On the Penrose inequality for dust null shells in the Minkowski spacetime of arbitrary dimension

TL;DR

This paper investigates the Penrose inequality for null shells in Minkowski spacetime across arbitrary dimensions, reformulating it geometrically and establishing its validity for specific classes of surfaces.

Contribution

It reformulates the Penrose inequality in geometric terms for null shells in Minkowski spacetime and proves its validity in certain cases and dimensions.

Findings

Validity of the inequality for null shells in any dimension when the surface lies in the past null cone of a point.

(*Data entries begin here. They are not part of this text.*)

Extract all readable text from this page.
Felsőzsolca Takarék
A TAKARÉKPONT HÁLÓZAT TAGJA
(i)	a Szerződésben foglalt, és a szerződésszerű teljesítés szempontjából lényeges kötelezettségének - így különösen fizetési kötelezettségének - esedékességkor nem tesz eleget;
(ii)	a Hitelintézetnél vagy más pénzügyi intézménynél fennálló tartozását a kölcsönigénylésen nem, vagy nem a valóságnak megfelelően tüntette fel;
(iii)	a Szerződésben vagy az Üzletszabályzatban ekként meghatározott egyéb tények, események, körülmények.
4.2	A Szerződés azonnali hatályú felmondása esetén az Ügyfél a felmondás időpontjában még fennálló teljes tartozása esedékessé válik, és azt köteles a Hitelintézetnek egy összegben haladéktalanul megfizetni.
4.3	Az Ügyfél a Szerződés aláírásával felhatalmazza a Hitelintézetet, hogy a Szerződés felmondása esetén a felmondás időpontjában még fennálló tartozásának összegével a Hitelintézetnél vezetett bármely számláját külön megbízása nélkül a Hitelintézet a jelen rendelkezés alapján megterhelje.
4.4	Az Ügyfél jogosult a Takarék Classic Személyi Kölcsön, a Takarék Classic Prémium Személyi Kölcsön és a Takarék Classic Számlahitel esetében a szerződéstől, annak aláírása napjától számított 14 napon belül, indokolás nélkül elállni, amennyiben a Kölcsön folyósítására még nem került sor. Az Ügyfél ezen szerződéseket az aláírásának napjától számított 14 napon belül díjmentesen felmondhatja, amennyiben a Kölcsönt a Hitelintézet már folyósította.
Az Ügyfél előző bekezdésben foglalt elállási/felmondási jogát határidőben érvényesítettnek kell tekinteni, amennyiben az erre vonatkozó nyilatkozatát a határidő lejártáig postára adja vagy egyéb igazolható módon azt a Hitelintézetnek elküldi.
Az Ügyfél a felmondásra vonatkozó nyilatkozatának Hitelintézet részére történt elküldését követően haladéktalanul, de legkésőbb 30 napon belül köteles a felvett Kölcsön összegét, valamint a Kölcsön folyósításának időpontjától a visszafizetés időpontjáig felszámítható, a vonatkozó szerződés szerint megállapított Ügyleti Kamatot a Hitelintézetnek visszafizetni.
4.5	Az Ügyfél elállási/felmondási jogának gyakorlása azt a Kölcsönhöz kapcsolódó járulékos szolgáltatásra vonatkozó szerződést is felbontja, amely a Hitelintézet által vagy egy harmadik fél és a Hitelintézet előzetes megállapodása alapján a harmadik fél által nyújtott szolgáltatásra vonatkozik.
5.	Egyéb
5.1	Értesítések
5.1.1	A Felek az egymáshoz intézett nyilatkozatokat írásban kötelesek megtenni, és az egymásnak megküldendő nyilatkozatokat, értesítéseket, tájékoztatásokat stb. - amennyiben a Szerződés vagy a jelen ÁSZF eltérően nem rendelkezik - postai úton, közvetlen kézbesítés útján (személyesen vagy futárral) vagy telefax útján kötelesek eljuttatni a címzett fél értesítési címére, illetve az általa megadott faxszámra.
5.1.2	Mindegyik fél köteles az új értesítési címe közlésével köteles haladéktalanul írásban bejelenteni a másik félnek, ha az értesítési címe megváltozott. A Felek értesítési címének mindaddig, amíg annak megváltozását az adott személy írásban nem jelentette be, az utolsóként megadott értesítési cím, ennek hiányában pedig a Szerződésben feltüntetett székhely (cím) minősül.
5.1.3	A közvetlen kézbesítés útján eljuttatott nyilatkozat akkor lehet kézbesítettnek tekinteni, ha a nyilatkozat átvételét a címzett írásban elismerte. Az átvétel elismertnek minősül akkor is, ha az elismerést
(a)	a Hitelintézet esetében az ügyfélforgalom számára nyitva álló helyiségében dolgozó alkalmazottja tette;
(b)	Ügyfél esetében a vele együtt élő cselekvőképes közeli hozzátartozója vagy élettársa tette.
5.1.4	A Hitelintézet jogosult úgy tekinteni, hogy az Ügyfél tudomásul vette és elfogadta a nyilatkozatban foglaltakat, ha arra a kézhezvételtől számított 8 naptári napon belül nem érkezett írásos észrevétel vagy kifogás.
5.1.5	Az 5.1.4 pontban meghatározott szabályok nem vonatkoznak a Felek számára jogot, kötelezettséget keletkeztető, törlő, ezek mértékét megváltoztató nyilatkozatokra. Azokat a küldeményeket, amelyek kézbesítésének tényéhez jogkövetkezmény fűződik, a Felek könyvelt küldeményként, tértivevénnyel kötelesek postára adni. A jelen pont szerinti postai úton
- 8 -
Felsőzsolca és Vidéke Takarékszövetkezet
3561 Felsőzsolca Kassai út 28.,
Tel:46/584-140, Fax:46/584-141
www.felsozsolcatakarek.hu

A sufficient condition for the inequality's validity in four-dimensional Minkowski spacetime.

The inequality holds for a large class of convex surfaces in Minkowski spacetime.

Abstract

A particular, yet relevant, particular case of the Penrose inequality involves null shells propagating in the Minkowski spacetime. Despite previous claims in the literature, the validity of this inequality remains open. In this paper we rewrite this inequality in terms of the geometry of the surface obtained by intersecting the past null cone of the original surface S with a constant time hyperplane and the "time height" function of S over this hyperplane. We also specialize to the case when S lies in the past null cone of a point and show the validity of the corresponding inequality in any dimension (in four dimensions this inequality was proved by Tod). Exploiting properties of convex hypersurfaces in Euclidean space we write down the Penrose inequality in the Minkowski spacetime of arbitrary dimension n+2 as an inequality for two smooth functions on the sphere. We finally obtain a sufficient condition for the validity of the Penrose inequality in the four dimensional Minkowski spacetime and show that this condition is satisfied by a large class of surfaces.